Une étude menée par la Direction générale de la concurrence, de la consommation et de la répression des fraudes (DGCCRF), révèle que la qualité des huiles d'olive consommées en France est loin d'être satisfaisante. Sur 126 échantillons testés, près de 50 % ne sont pas conformes aux standards établis.
Des résultats inquiétants
Selon cette enquête, seules 25,5 % des huiles d'olive analysées ont été jugées conformes tant sur le plan de la composition que de l'étiquetage. Un chiffre flagrant, surtout quand on considère que 25,5 % des produits étaient signalés comme "à surveiller" en raison d'erreurs d'étiquetage.
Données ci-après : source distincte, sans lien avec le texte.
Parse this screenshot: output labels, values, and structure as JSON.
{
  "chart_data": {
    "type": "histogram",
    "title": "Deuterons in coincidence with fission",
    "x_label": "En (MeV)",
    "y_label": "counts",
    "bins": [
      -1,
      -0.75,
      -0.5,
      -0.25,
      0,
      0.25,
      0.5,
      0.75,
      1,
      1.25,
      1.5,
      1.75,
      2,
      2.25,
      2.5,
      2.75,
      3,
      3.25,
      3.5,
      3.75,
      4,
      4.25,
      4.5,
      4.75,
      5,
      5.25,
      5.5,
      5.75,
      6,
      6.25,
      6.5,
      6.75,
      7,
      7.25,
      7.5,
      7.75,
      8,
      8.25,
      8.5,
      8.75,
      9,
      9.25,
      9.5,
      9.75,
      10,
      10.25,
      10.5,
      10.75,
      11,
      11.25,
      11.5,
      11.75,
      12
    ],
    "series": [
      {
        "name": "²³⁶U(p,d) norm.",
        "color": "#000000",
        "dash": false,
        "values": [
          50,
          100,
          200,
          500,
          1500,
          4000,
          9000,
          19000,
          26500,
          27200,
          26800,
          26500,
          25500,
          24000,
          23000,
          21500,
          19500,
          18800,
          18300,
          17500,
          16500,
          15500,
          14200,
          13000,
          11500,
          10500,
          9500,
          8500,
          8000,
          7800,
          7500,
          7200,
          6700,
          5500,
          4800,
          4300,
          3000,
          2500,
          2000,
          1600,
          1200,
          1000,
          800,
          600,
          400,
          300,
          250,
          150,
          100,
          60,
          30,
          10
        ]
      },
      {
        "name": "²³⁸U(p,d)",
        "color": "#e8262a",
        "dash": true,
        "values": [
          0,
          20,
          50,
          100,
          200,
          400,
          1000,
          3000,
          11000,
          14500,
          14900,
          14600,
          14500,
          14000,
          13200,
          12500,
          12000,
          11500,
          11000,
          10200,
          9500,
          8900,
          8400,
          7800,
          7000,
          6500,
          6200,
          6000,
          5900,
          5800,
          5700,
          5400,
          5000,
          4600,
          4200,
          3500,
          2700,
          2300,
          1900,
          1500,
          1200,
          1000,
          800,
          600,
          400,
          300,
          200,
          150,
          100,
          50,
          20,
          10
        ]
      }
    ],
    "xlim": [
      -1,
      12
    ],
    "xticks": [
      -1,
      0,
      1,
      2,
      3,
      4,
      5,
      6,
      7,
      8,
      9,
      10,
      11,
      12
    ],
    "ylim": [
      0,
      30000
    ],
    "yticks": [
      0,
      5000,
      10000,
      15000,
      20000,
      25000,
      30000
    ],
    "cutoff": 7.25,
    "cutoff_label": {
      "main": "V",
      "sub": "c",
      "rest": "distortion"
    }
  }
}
Préoccupations sur l'approvisionnement
Les enquêteurs ont examiné 227 établissements, incluant des grossistes et des détaillants, et ont observé que 40 % de ces lieux présentaient des non-conformités. La majorité des problèmes a été constatée chez les grossistes ainsi que dans les ventes directes, notamment en ligne et sur les marchés.
Il est notamment relevé que certains professionnels achètent leur huile à l'étranger sans connaître la réglementation en vigueur, ce qui les pousse parfois à revendre des produits sous des appellations trompeuses. Pire encore, un importateur a même été trouvé en train de commercialiser des huiles impropres à la consommation. Fait préoccupant, seulement 5 % des huiles d'olive consommées en France sont d'origine française, ce qui souligne l'importance de faire des choix éclairés lors de l'achat de ce condiment si prisé.